Annie Humphrey would invite us to pause before we click to order. The Anishinabe singer-songwriter from Leech Lake Reservation in northern Minnesota, known for her heart-tugging folk music, has recently pivoted to fashion. But not the kind of garments produced by the fast-fashion industry that many of us fuel through our purchases.
Humphrey’s style mantra is anything but fast. About a year ago she started applying her sewing skills to upcycle secondhand clothing, adding value with a whimsical or creative twist. She scours thrift stores for quality clothing and customizes the pieces with a cool patch here, a swath of drapery there.

More than a dozen of her favorite reconstructed items have appeared in “sustainable fashion shows” that she and her new arts collective, Fire in the Village, hosts before their live music performances. They’ll do it again at the last show of the tour, on Black Friday at the Hook & Ladder Theater in Minneapolis.
“I had a curtain from my bathroom — it was hanging up for 10 years,” Humphrey said about one of her creations. “And I thought, this is a beautiful piece of fabric. I should make something.”
She started putting her own imprint on secondhand clothing after she heard a story on the radio about an illegal landfill in Chile’s Atacama Desert. The mountain of imported and abandoned clothing, hailing from all over Asia, Europe and the United States, is so huge that it’s visible from space.
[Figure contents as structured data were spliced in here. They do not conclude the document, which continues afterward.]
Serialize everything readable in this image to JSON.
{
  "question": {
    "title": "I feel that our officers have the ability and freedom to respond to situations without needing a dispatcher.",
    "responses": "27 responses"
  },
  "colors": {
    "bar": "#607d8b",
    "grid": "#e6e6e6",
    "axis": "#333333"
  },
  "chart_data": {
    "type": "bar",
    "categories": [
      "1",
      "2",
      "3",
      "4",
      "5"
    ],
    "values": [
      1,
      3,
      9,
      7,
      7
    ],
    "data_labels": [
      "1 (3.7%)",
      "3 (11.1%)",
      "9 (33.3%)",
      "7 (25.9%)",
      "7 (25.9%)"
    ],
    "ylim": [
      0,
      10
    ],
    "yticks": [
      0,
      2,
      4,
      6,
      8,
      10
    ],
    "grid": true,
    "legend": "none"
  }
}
You could say that these piles of fabric, much of it synthetic and not biodegradable, are a symbol of our obsession with new things — and the mindless ease with which we discard them. We Americans buy about five times the amount of clothing than we did in 1980. In the UK, the average piece is worn only seven times before discarded, according to one study.
“We’re just consumers. We go through everything,” Humphrey said. “It’s a disposable society.”